简介:本文将详细介绍如何从新闻资讯网站采集实时新闻数据,包括新闻标题、正文、发布时间、分类等信息。我们将实现一个自动化的新闻采集系统,支持增量更新和热点追踪功能。
一、需求分析
采集目标:
- 新闻列表(标题、摘要、链接、发布时间)
- 新闻详情(正文内容、作者、来源)
- 新闻分类(科技、财经、娱乐、体育等)
- 相关推荐和评论数
功能特性:
- 定时自动采集(每小时更新)
- 去重处理(避免重复采集)
- 增量更新(只采集新内容)
- 热点分析(统计热门关键词)
二、技术实现
2.1 基础配置
import requests
from bs4 import BeautifulSoup
import hashlib
import sqlite3
from datetime import datetime
import time
import random
# 配置参数
CONFIG = {
'base_url': 'https://news.example.com',
'categories': ['tech', 'finance', 'entertainment', 'sports'],
'update_interval': 3600, # 1小时更新一次
'request_delay': (1, 3), # 请求延迟范围
'max_retries': 3
}
# 请求头
HEADERS = {
'User-Agent': 'Mozilla/5.0 (Windows NT 10.0; Win64; x64) AppleWebKit/537.36',
'Accept': 'text/html,application/xhtml+xml,application/xml;q=0.9,*/*;q=0.8',
'Accept-Language': 'zh-CN,zh;q=0.9,en;q=0.8'
}
# 创建 Session
session = requests.Session()
session.headers.update(HEADERS)
2.2 数据库设计
def init_database(db_file='news.db'):
"""初始化数据库"""
conn = sqlite3.connect(db_file)
cursor = conn.cursor()
# 新闻表
cursor.execute('''
CREATE TABLE IF NOT EXISTS news (
id INTEGER PRIMARY KEY AUTOINCREMENT,
url_hash TEXT UNIQUE,
url TEXT,
title TEXT,
category TEXT,
summary TEXT,
content TEXT,
author TEXT,
source TEXT,
publish_time TEXT,
view_count INTEGER,
comment_count INTEGER,
created_at TIMESTAMP DEFAULT CURRENT_TIMESTAMP
)
''')
# URL 索引
cursor.execute('CREATE INDEX IF NOT EXISTS idx_url_hash ON news(url_hash)')
# 时间索引
cursor.execute('CREATE INDEX IF NOT EXISTS idx_publish_time ON news(publish_time)')
# 分类索引
cursor.execute('CREATE INDEX IF NOT EXISTS idx_category ON news(category)')
conn.commit()
conn.close()
print("数据库初始化完成")
2.3 新闻列表采集
def get_news_list(category, page=1):
"""获取新闻列表"""
url = f"{CONFIG['base_url']}/{category}/page/{page}"
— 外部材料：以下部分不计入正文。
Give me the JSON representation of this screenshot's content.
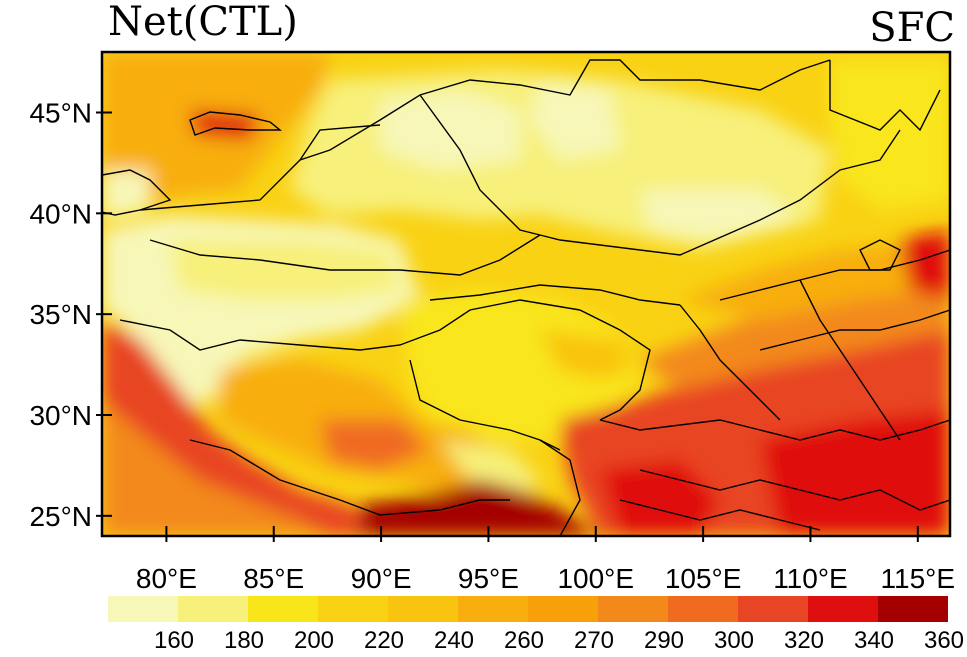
{
  "title": {
    "left": "Net(CTL)",
    "right": "SFC"
  },
  "map": {
    "lat_range": [
      24,
      48
    ],
    "lon_range": [
      77,
      116.5
    ],
    "lat_ticks": [
      {
        "value": 45,
        "label": "45°N"
      },
      {
        "value": 40,
        "label": "40°N"
      },
      {
        "value": 35,
        "label": "35°N"
      },
      {
        "value": 30,
        "label": "30°N"
      },
      {
        "value": 25,
        "label": "25°N"
      }
    ],
    "lon_ticks": [
      {
        "value": 80,
        "label": "80°E"
      },
      {
        "value": 85,
        "label": "85°E"
      },
      {
        "value": 90,
        "label": "90°E"
      },
      {
        "value": 95,
        "label": "95°E"
      },
      {
        "value": 100,
        "label": "100°E"
      },
      {
        "value": 105,
        "label": "105°E"
      },
      {
        "value": 110,
        "label": "110°E"
      },
      {
        "value": 115,
        "label": "115°E"
      }
    ],
    "background_color": "#f9d214"
  },
  "colorbar": {
    "colors": [
      "#f7f7b8",
      "#f7f07a",
      "#f9e61a",
      "#f9d214",
      "#f9c40f",
      "#f8ae0c",
      "#f8a00a",
      "#f3891a",
      "#f06a20",
      "#e84524",
      "#e00f0f",
      "#a50000"
    ],
    "labels": [
      "160",
      "180",
      "200",
      "220",
      "240",
      "260",
      "270",
      "290",
      "300",
      "320",
      "340",
      "360"
    ]
  }
}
for attempt in range(CONFIG['max_retries']):
try:
response = session.get(url, timeout=10)
response.raise_for_status()
soup = BeautifulSoup(response.text, 'html.parser')
# 查找新闻项
news_items = soup.find_all('div', class_='news-item')
news_list = []
for item in news_items:
try:
news = {
'url': item.find('a')['href'],
'title': item.find('h3', class_='title').text.strip(),
'summary': item.find('p', class_='summary').text.strip() if item.find('p', class_='summary') else '',
'publish_time': item.find('span', class_='time').text.strip(),
'view_count': int(item.find('span', class_='views').text.strip()) if item.find('span', class_='views') else 0,
'comment_count': int(item.find('span', class_='comments').text.strip()) if item.find('span', class_='comments') else 0,
'category': category
}
news_list.append(news)
except (AttributeError, ValueError) as e:
continue
print(f"采集 {category} 第 {page} 页: {len(news_list)} 条")
time.sleep(random.uniform(*CONFIG['request_delay']))
return news_list
except Exception as e:
print(f"请求失败 (尝试 {attempt + 1}/{CONFIG['max_retries']}): {e}")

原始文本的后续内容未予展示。